Originally Posted by
Coachtj Cormier
Every exercise can be "dangerous" when done wrong.
Doing high reps/low weight is nothing like Hiit work(most Hiit work becomes aerobic pretty quick) you are doing more aerobic work then anaerobic with the workout you describe.
Also to start a "newbie" on something like that makes even less sense! You want them to build connective tissue, neuro- pathways and prepare them for bigger resistances your way will not and will probably lead to injury in the log run.
Using a sled/leg press takes away have of the exercise much less bang for your buck.
SLDL's are great but you gotta have some resisatance.
Well, exrx.net calls it dangerous, and having had my only weight-related injury from it, I have to agree.
I see that you disagree with the Friels.
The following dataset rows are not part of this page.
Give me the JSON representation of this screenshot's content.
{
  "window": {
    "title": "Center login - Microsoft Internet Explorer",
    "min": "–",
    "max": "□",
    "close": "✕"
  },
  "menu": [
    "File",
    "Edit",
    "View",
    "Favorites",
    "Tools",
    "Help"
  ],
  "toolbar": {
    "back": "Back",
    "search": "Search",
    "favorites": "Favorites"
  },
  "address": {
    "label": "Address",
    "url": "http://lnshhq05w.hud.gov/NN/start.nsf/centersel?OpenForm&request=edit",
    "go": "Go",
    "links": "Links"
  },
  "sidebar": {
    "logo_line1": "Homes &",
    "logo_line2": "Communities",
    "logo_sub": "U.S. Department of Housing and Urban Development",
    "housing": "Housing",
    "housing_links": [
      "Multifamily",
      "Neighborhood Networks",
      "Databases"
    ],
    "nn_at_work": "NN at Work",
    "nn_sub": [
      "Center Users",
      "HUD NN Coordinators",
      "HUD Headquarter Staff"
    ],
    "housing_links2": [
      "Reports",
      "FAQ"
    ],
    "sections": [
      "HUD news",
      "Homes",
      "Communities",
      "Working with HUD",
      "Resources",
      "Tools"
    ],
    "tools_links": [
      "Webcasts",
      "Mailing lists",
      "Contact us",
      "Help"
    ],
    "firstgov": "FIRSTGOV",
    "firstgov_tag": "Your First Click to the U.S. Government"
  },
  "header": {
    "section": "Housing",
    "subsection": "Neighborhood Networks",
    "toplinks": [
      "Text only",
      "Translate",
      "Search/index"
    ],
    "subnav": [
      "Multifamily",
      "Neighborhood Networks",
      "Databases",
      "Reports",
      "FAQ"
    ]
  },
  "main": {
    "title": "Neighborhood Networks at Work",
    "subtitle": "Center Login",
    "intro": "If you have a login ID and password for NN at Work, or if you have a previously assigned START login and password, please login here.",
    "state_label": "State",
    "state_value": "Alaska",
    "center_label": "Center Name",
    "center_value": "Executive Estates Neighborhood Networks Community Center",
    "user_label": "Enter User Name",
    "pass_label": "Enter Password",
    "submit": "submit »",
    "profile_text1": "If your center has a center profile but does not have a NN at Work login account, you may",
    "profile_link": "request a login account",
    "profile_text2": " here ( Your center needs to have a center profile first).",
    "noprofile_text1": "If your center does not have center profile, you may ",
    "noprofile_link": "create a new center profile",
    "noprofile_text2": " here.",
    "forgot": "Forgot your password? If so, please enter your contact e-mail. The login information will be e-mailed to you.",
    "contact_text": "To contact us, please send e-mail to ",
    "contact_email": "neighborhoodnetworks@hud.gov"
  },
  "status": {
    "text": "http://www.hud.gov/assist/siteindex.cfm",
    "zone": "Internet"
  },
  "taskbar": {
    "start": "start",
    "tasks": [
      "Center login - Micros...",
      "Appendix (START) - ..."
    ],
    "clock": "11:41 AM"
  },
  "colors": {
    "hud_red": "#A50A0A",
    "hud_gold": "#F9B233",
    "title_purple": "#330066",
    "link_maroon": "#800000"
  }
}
Back in the early 70's I used to do only trad lifting, but when Friel's CTB came out, I switched to doing it their way and had better results. YMMV.
I'm curious how you define "anaerobic." A properly done set of 30 takes 1 to 1.5 minutes, about the same length of time as a power interval. That fact that it would be impossible to continue for more than another 2-3 reps, or another 30 seconds in the case of power intervals, had always led me to believe that these intervals are powered by anaerobic reactions.
I'm also curious about your statement that HIIT work "becomes aerobic pretty quick." How is that?
Being a road cyclist rather than a track sprinter, I'm also generally curious and somewhat skeptical about heavy squats and deadlifts, vs. using a leg sled or press. Being of an age, I have arthritic facets, lumbar stenosis, thinned discs, and one disc with a compression fracture. Thus I'm somewhat disinclined to load my spine with exceptional weights. Moreover, it seems to me that these spine-loading lifts do not very well replicate the forces of cycling. I know that I pull up on the bars some when sprinting and climbing hard, but nothing like multiples of bodyweight which those lifts produce. Seems to me they go against the principle of specificity.
Are you familiar with this meta-study?
http://www.sportsci.org/jour/04/cdp.doc
Perhaps there are better and newer studies? My reading of this one says that trad weights are perhaps the least effective training modality for road cycling.